Anyway, after writing several books about Anastasia, Lowry switched audiences and main characters and started writing about Anastasia's younger brother Sam, who is in nursery school. I generally don't like the Sam books as well because I do think they veer into twee, and because that age of child is much less interesting and much less relatable to me. But I did include them in the reread, and found to my surprise that there was one I'd never read at all, namely Attaboy, Sam.

The plot of this one centers around Sam's mother's birthday, for which she has announced she wants homemade presents. Anastasia tries to write a poem, their father tries to paint an oil portrait of his wife, and Sam attempts to make perfume by combining all of his mother's favorite smells, such as yeast from freshly baked bread, and geranium clippings, and ash from his father's pipe, and you see the problem. I enjoyed this because I do vividly remember the desperation of realizing that a homemade present is not only not the spectacular thing it was intended to be, but is in fact a total and complete disaster, and watching that desperation times three is pretty impressive. And of course it works out all right in the end. If you like gently funny, short, naturalistic kids' books, this is the sort of thing you will like.

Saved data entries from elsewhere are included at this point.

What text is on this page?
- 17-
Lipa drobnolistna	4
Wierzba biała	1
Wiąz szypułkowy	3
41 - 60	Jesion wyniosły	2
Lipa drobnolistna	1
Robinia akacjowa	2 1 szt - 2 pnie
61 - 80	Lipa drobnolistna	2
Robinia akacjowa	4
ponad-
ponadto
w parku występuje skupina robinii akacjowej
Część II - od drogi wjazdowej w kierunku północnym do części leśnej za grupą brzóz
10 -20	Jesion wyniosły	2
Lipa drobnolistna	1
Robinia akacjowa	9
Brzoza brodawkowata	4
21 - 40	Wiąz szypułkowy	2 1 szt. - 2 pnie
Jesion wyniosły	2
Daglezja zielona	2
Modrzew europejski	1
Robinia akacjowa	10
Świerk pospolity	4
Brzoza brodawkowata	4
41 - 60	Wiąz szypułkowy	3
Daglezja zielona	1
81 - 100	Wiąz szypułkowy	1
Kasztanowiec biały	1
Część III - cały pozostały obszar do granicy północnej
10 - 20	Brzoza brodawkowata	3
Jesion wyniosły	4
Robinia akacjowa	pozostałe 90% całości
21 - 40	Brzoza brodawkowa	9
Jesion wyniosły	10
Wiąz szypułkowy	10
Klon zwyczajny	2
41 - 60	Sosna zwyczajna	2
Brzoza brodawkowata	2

Then the next day I read another Sector General book by James White-- Code Blue: Emergency, which I gather is a fix-up of several short stories about its principal character. The protagonist here is a fully qualified surgeon for her own species, who winds up at the interspecies Sector General hospital for diplomatic reasons and turns out to be idiosyncratically useful but totally incapable of working with others because of some of her cultural tenets. The thing that amazed me here was how very much this resembled the previous White I'd read, The Galactic Gourmet; the books have precisely the same structure (misfit comes to hospital, does some good things while messing up spectacularly, is shifted through various niches in search of the right one, is eventually sent out on an ambulance ship-- it's even the same ambulance ship). It's just that the main character here is a surgeon, not a chef. The knowledge of which characters are recurring explains to me some of the idiosyncrasies of the previous, because of course the recurring people have more narrative weight. The recurring characters here pretty much do and say exactly what they do and say in The Galactic Gourmet, even.

However, despite the repetitiveness, this was still very entertaining and readable, and I don't think adhering to its formula hurt it at all. What one wants of this sort of book is problem-solving with an sf-medical bent, and that's very present and none of the medical mysteries repeat or are similar to one another, so far. And the arc of how the characters interact may be completely predictable, but honestly it isn't the point. So I still recommend this if you like the medical-sf thing conceptually, although I should note that this book is not as good at gender as the previous, though it didn't make me want to throw it across a room or anything.